The book is based on sound exposition of scripture and is free from difficult “technical” jargon. Each of the studies is clear, concise and accessible so that all can enjoy and benefit from the Bible study.

Something for everyone

Our approach to prayer is often very personal depending on our age and experience. However, the book is not aimed at one particular group to the exclusion of others; rather it takes into consideration a wide audience. So, whether you are baptized or not, a brother or sister, a young person or mature in years, there are scriptural lessons and words of experience from which all can benefit. There are sections about personal prayer as well as the use of prayer in the ecclesia too, looking at the topic of communication between man and God as it develops and unfolds in the Biblical accounts.

Here are just a few of the other aspects of prayer covered in The Path of Prayer:

  • The vocabulary of prayer
    Over twenty English words are used in the AV to describe prayer, showing how prayer is not just about making requests of God, but one of the ways we praise, thank and worship Him too. The vocabulary of the way God hears and answers prayer is equally as rich, showing our Father’s interest in, and concern for, those who come to Him.
  • Preconditions for prayer
    This section considers the importance of repentance, humility, sincerity, faith and persistence in prayer.
  • Meditation
    Sometimes we find it difficult to find the right words when we pray. In these situations, meditation can be a useful precursor to prayer. Quietly reflecting on God’s word and what He has done for us helps us to turn our thoughts and feelings into words of prayer.
  • The Lord’s Prayer
    This is the model prayer Jesus taught which should be used as a template for our own. Many of the phrases have their roots in the Old Testament.

Honouring the Son

The book shows how prayer should be addressed to God “through Jesus” or “in his name”. In particular, the chapter entitled, “That all men should honour the Son” is useful. It discusses the correct balance between addressing our prayers to God through Jesus, whilst ensuring that we properly reverence the Lord Jesus Christ.

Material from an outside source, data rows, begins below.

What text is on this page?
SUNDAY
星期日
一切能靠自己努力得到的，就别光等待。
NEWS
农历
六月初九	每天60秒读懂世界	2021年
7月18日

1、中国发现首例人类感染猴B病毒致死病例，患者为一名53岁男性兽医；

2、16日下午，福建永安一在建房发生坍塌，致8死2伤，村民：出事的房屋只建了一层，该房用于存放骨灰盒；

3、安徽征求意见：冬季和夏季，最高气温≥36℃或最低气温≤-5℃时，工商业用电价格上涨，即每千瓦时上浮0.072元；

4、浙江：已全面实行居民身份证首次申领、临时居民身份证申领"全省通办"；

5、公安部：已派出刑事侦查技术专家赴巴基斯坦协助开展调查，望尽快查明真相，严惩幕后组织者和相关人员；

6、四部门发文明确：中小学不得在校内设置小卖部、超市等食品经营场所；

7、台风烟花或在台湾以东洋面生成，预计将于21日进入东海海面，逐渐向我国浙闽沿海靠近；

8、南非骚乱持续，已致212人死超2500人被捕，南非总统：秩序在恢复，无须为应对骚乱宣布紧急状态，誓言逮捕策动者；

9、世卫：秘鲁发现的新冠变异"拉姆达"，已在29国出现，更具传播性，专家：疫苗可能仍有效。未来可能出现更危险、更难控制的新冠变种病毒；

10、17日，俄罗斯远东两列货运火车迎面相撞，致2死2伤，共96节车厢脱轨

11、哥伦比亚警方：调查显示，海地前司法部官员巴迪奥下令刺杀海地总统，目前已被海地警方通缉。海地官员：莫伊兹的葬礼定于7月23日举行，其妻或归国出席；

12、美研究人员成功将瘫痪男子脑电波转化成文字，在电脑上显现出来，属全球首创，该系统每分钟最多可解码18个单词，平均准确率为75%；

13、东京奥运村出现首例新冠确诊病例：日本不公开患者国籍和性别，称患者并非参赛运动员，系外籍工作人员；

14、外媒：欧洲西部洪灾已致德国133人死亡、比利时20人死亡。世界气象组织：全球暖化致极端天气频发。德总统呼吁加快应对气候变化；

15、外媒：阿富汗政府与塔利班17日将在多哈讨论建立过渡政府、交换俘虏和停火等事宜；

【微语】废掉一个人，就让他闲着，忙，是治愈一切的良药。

It is possible to look at the Lord’s intercessory work in a different way. Is Jesus no longer involved in our prayers? Is it possible that, having come into a covenant relationship with God through Jesus, we now go straight to the Father in prayer?

This suggestion runs into difficulties when the words of Hebrews 7:25 are considered:

“Wherefore he is able also to save them to the uttermost that come unto God by him, seeing he ever liveth to make intercession for them.”

These words were written to brothers and sisters in Jerusalem, not to those outside the covenant. By them, we are assured that Jesus’ role as an intercessor was not a one-off event; rather he is constantly working to facilitate our approach to God – he is intimately involved with everything we say to the Father. However, we must be careful not to see Jesus as simply a messenger between ourselves and God. To use Brother John’s words: “There is a danger that we view the work of Christ in heaven as something akin to that of a telephone switchboard operator – mechanically passing on messages to God. This is far from the truth, for the one at God’s right hand is a living Lord, vitally concerned about our needs and our wish to pray through him” (page 88).

Instead of concentrating on the mechanics of prayer from ourselves to God, perhaps we do better to focus on what Jesus does in mediating grace and kindness from God toward us. As Brother John writes: “We should never cease to marvel at the promise of God to watch over us, to answer prayer, to supply our needs, and to show us the way of truth in Christ: “He who did not spare his own Son but gave him up for us all, how will he not also with him graciously give us all things? … (Nothing) will be able to separate us from the love of God in Christ Jesus our Lord” (page 90).

In conclusion

Prayer is a vast subject and yet surprisingly little has been written about it. The Path of Prayer, therefore, very capably fills a gap in our literature. It is a very helpful book, full of sound Bible study and practical advice and is to be recommended to all brethren and sisters and young people.